Mercati: quattro scenari dopo la Fed

Dopo un ottimo inizio 2023, favorito dall’allentamento delle aspettative della Fed, i dati economici di febbraio hanno portato a un aumento vertiginoso dei rendimenti obbligazionari e a un calo dei mercati azionari. In questo scenario, ecco di seguito la view di Carlo De Luca, responsabile Asset Management, e di Alessio Garzone, Analyst & Investor Advisor, di Gamma Capital Markets.

Il fattore chiave è stato sicuramente il sentiment meno ottimista dato dalle aspettative sui tassi di interesse: se a fine gennaio si scontavano ancora tre rialzi da 25 punti base (tasso terminale 5.25%) e due tagli di tassi di interesse entro la fine del 2023, a febbraio gli investitori hanno iniziato a scontare quattro rialzi di tassi da 25 punti base (tasso terminale 5.50%) e nessun taglio entro la fine dell’anno, visto che la strada per raggiungere il target dell’inflazione prefissato dalla Fed è ancora lunga.

Nel versante macroeconomico, il mercato del lavoro resta molto teso e complesso: il dato sulle variazioni del Nonfarm Payrolls è stato pari a +517.000, superiore alle attese di +180.000 e altresì superiore al precedente (pari a +260.000 rivisto al rialzo), l’Average Hourly Earnings YoY% è stato pari a 4.40%, superiore alle attese di 4.30% ma inferiore al dato precedente pari a 4.80%.

I dati sull’inflazione sono stati superiori alle aspettative: il CPI Index è cresciuto del +6.40% rispetto al +6.20% delle aspettative, mentre il dato core (ex food and energy) è cresciuto del +5.60%, superiore alle aspettative di 5.50%.

Nessun taglio è previsto entro il 2023, come invece precedentemente stimato a febbraio (vedi Market Overview “Tra falchi e colombe”, Febbraio 2023).
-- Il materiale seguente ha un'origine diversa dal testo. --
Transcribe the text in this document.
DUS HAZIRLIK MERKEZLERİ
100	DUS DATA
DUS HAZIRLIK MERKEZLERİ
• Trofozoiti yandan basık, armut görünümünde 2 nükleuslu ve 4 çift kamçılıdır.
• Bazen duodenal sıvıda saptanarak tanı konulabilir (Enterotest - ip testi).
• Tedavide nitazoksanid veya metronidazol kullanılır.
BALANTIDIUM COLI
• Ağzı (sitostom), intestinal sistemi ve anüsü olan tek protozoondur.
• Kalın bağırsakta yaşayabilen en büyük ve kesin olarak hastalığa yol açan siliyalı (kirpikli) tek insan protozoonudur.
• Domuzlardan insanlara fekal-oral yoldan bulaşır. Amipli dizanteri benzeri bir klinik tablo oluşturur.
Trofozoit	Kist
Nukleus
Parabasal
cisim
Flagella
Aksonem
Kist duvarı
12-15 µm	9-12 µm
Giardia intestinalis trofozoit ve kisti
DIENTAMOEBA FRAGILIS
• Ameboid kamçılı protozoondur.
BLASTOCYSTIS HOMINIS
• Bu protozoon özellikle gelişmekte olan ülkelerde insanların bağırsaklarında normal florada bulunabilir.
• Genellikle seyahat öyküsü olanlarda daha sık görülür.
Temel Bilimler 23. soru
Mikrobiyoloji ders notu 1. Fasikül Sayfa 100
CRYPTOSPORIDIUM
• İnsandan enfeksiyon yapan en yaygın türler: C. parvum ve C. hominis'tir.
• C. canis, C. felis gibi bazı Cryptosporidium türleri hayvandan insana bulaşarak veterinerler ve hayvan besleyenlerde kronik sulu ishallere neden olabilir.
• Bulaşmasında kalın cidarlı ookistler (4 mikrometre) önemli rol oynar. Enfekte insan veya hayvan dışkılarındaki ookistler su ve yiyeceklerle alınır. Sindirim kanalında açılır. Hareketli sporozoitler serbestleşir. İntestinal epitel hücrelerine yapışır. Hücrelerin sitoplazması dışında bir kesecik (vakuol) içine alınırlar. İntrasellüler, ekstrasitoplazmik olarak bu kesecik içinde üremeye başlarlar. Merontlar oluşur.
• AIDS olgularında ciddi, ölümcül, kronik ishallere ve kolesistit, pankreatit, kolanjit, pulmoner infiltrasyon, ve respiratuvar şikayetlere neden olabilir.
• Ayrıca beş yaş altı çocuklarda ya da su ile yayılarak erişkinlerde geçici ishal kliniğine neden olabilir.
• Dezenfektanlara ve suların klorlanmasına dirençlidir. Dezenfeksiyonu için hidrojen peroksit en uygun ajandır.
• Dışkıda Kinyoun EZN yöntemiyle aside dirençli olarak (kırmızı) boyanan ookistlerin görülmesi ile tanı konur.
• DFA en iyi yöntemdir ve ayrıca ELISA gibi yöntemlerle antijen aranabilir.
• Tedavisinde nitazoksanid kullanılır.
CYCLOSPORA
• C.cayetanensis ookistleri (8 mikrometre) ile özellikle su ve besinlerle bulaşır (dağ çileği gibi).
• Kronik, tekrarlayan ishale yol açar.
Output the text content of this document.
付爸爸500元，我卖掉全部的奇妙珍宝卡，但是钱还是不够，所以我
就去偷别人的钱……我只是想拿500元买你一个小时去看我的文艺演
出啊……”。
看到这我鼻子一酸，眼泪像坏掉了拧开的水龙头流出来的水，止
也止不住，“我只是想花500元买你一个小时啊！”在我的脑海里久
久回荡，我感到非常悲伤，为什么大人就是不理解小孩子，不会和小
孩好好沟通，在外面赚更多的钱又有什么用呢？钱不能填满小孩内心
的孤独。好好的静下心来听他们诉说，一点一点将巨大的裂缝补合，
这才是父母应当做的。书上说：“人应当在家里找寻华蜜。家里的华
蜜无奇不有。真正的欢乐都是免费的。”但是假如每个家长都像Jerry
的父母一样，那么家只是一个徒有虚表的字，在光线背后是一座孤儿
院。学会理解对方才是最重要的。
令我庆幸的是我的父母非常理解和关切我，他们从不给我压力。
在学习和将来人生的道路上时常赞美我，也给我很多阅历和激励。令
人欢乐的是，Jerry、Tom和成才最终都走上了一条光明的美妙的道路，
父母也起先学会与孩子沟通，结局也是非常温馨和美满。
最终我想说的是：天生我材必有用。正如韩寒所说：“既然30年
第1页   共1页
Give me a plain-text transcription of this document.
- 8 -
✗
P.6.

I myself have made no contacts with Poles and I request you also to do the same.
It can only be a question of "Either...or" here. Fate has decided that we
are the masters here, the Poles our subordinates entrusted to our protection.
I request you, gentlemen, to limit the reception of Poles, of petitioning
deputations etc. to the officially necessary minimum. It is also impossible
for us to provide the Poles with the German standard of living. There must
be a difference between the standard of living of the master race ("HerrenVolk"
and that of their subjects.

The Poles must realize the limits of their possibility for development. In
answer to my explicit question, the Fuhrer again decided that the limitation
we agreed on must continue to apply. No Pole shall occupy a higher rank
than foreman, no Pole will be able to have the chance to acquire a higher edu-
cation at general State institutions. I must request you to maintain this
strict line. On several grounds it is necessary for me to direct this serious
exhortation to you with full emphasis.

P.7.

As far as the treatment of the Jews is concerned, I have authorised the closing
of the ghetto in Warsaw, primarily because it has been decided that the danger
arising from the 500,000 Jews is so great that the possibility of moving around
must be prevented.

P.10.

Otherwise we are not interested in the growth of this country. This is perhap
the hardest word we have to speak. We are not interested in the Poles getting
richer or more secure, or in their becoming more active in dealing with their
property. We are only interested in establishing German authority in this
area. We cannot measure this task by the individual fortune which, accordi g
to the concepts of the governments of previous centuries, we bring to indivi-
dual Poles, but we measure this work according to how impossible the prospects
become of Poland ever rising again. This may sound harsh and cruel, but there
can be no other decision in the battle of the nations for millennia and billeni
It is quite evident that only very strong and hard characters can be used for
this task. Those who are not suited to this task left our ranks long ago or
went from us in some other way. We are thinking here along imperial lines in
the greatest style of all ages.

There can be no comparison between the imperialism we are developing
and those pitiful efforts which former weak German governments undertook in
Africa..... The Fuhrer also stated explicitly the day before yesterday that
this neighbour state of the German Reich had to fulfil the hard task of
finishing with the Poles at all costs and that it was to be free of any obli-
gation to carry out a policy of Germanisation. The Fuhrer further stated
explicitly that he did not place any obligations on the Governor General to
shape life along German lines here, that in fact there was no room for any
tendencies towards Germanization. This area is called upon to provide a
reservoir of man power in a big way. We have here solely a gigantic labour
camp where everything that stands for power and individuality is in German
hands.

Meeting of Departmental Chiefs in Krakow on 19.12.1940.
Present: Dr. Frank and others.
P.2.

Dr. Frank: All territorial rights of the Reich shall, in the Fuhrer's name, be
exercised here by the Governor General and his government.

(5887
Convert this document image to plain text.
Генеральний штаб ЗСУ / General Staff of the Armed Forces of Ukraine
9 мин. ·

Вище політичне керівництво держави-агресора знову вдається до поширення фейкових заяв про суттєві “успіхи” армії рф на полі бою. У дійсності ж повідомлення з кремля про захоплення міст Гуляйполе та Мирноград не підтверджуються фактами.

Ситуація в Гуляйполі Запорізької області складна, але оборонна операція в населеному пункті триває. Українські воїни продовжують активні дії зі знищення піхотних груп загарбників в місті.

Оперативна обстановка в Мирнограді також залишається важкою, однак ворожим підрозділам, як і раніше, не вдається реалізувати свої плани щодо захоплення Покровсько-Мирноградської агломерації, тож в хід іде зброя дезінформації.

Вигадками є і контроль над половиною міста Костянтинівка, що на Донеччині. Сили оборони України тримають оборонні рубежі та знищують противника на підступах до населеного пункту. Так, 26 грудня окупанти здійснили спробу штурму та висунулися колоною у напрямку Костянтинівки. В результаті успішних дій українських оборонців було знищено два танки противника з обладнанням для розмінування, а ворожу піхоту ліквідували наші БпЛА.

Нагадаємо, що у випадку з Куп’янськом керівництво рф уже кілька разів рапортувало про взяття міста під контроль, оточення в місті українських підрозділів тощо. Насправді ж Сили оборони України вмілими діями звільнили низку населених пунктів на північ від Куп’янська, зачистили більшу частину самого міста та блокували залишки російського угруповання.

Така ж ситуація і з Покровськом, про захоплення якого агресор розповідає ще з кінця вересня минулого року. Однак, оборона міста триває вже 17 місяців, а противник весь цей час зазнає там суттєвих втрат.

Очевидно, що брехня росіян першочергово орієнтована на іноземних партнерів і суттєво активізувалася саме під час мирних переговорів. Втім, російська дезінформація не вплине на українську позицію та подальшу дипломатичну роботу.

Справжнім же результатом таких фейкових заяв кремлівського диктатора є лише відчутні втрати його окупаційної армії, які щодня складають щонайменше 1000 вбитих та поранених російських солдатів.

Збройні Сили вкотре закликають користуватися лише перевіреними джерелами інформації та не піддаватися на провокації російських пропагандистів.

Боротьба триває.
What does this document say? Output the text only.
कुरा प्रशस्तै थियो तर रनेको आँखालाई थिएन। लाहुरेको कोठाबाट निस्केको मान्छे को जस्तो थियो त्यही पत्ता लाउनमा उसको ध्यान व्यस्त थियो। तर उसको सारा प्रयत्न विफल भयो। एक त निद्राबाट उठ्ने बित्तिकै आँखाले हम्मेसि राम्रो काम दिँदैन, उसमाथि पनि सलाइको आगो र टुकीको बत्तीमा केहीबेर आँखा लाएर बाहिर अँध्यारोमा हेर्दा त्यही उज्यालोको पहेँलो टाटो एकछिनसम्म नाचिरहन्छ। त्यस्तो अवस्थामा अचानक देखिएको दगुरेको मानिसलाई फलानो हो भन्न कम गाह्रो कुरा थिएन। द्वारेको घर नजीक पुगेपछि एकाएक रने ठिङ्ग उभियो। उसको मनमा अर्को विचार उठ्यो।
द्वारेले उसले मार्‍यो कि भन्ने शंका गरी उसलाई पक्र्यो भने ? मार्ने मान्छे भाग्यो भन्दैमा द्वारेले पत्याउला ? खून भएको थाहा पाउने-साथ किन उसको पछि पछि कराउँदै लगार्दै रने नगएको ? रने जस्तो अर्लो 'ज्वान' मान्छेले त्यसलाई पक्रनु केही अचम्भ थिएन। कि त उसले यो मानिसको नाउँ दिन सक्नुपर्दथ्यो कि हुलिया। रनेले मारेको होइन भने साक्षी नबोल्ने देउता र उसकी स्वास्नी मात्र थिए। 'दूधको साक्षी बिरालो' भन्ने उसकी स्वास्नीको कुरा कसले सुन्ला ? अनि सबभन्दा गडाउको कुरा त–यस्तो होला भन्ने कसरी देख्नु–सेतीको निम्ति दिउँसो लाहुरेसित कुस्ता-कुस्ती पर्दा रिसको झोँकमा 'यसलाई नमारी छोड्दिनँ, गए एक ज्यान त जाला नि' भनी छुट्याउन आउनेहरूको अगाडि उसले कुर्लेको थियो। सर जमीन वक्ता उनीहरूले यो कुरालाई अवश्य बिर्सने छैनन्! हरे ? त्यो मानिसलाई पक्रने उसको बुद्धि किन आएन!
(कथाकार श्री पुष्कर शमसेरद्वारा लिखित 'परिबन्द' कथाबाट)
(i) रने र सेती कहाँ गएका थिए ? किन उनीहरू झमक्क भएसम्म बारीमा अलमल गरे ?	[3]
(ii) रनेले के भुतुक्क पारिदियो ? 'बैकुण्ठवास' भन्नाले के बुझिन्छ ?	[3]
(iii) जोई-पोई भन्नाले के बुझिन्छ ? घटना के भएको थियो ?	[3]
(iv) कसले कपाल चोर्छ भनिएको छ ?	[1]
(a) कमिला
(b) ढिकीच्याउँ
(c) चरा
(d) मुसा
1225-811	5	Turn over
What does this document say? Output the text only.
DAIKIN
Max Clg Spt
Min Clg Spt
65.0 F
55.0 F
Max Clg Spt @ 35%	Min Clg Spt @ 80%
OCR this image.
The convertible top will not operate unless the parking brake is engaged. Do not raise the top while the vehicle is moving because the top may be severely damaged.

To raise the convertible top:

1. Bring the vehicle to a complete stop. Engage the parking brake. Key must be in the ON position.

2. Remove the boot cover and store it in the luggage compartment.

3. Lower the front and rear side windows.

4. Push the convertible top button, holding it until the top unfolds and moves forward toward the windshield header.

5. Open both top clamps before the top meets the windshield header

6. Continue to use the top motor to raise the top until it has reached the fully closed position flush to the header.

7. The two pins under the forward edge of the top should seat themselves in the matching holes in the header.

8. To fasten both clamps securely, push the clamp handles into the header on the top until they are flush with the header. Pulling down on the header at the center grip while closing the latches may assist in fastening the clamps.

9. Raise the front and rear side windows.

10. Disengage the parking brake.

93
Più inasprimento significa un’inversione della curva più profonda e maggior rischio recessione. In effetti, attualmente la curva dei rendimenti dei Treasury americani 2-10 anni ha raggiunto quota -100 bps (quindi negativa), con il rendimento dei bond a 2 anni che ha raggiunto il 5.00% e il rendimento del 10 anni che è sceso al 3.94%. Di solito le curve dei rendimenti tendono verso l’alto perché gli investitori richiedono naturalmente un rendimento più elevato nel vincolare il loro capitale per lunghi periodi. In tal caso si parla di irripidimento della curva, mentre in caso contrario, ovvero quando i tassi a breve valgono più di quelli a lungo, sono indicazione di timori nell’economia. In quest’ultimo caso si parla di inversione della curva.

La testimonianza al Senato del presidente Powell ha avuto un’impostazione decisamente aggressiva, sottolineando la possibilità di tenere i tassi più alti e più a lungo (in gergo tecnico, higher for longer) sulla base dei prossimi dati economici. Sebbene sia possibile che i prossimi rapporti sul mercato del lavoro mostrino ancora scarsi segnali di indebolimento, è bene ricordare che le letture negative tardano solitamente ad arrivare, dato che l’occupazione è spesso l’ultimo indicatore economico a vacillare: le aziende, infatti, intraprenderanno altre azioni di riduzione dei costi prima di iniziare a licenziare dipendenti (un esempio potrebbe essere la riduzione di nuovi ordini, come mostrato dagli ultimi dati dell’ISM).

Tornando al tema recessione, secondo la nostra view, gli scenari attualmente possibili sono quattro:

Soft, hard and no landing scenario

È evidente che per i mercati azionari gli scenari migliori sono quelli del soft landing e del no landing (con diminuzione dell’inflazione). In effetti, nel primo caso, la crescita dell’economia risulterebbe lenta e/o modesta con una conseguente disinflazione graduale verso l’obiettivo del 2% prefissato dalla Fed. Una volta raggiunto il risultato senza troppe verticalizzazioni sull’economia, il FOMC potrebbe iniziare a deliberare un taglio dei tassi, graduale. In questo caso, il lavoro della Fed risulterebbe perfetto e senza intoppi. Nel secondo caso – no landing (con diminuzione dell’inflazione) – la crescita resterebbe stabile, la disinflazione avrebbe un ritmo più lento e le azioni della Fed resterebbero più dipendenti dai prossimi dati. È sì uno scenario di incertezza, ma di certo il male minore.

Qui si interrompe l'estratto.